Though the South surrendered and the slaves were emancipated by legal fiat, the ongoing belief that one race of people did not share the dignity and superiority of another, sadly and tragically has persisted down through the decades.
Historians have noted that Robert E. Lee, the commanding General of the Confederate Army of Northern Virginia, saw the foolishness in memorializing himself after the war and surrender. He realized that the work of reconstruction and healing had to begin. Aside from the understandable and honorable recognition of those who died on behalf of the Confederate cause and the dignified adornment of their gravesides and cemeteries, public and prominent recognition and memorialization of Confederate leaders did not take place, to any great degree, until the period of the ‘Jim Crow’ laws in the latter part of the 19th and early 20th century. (See the following article, The Real Story Behind all those Confederate Statues.) Another spike in public memorializations took place during the early 1950’s as a reaction to the Supreme Court ruling, Brown vs. Board of Education, striking down the specious ‘separate but equal’ accommodation in public schools. It doesn’t take a rocket scientist to surmise that such public and prominent memorials to leaders of the Confederate cause who, in all candor, led a treasonous rebellion against United States, was intended as a not so subtle intimidation of African Americans. Though emancipated by the law of the land, they continued to be deprived of the vote, together with the sad litany of degrading and humiliating practices that spoke loud and clear – you are not equal.

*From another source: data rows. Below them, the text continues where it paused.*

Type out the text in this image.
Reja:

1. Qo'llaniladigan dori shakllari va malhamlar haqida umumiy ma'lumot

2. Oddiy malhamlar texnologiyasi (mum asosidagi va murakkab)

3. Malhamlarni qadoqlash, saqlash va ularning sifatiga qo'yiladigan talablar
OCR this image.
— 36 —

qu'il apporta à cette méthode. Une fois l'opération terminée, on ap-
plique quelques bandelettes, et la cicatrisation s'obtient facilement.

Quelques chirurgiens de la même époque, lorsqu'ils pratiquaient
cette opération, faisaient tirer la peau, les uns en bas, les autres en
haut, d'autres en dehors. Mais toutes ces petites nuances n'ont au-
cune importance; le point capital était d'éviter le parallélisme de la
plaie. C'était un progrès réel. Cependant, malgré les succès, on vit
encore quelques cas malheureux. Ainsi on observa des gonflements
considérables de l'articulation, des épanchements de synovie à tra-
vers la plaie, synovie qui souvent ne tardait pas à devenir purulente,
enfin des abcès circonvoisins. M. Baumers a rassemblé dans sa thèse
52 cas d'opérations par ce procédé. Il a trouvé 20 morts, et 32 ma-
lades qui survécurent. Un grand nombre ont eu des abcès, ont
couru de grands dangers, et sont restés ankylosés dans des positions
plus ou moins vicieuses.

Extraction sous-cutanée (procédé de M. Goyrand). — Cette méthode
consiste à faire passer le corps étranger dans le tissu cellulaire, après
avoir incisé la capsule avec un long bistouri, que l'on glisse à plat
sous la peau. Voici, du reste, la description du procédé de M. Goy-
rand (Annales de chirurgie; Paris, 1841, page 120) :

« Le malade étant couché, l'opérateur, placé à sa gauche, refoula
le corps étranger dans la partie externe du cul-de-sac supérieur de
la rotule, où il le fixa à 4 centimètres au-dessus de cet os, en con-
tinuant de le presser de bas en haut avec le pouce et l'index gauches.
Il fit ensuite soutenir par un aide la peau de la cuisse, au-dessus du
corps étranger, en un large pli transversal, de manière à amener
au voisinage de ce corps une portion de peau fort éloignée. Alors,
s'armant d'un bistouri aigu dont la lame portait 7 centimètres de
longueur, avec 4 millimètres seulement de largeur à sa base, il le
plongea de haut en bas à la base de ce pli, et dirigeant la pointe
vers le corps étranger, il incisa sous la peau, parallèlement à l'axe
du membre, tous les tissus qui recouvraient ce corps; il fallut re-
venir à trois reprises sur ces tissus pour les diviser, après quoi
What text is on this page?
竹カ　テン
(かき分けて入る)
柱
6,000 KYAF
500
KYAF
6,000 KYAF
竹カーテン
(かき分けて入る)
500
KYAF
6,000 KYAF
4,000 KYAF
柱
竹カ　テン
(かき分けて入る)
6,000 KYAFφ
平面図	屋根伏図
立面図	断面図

Symbols are powerful realities in our world and in our country. To continue to ‘venerate’ in prominent public spaces those who led or participated in a treasonous rebellion against the unity of our Country, predicated on the demonic racist ideology that a whole class of people lacked the dignity and full humanity of another, is abhorrent in the 21st century. Respecting the legal processes that are in place in the various states, these statues and memorials should be relocated to museums and other discrete areas where proper documentation and context can be given. Yes, we can indeed learn from history while not glorifying it. That’s my take.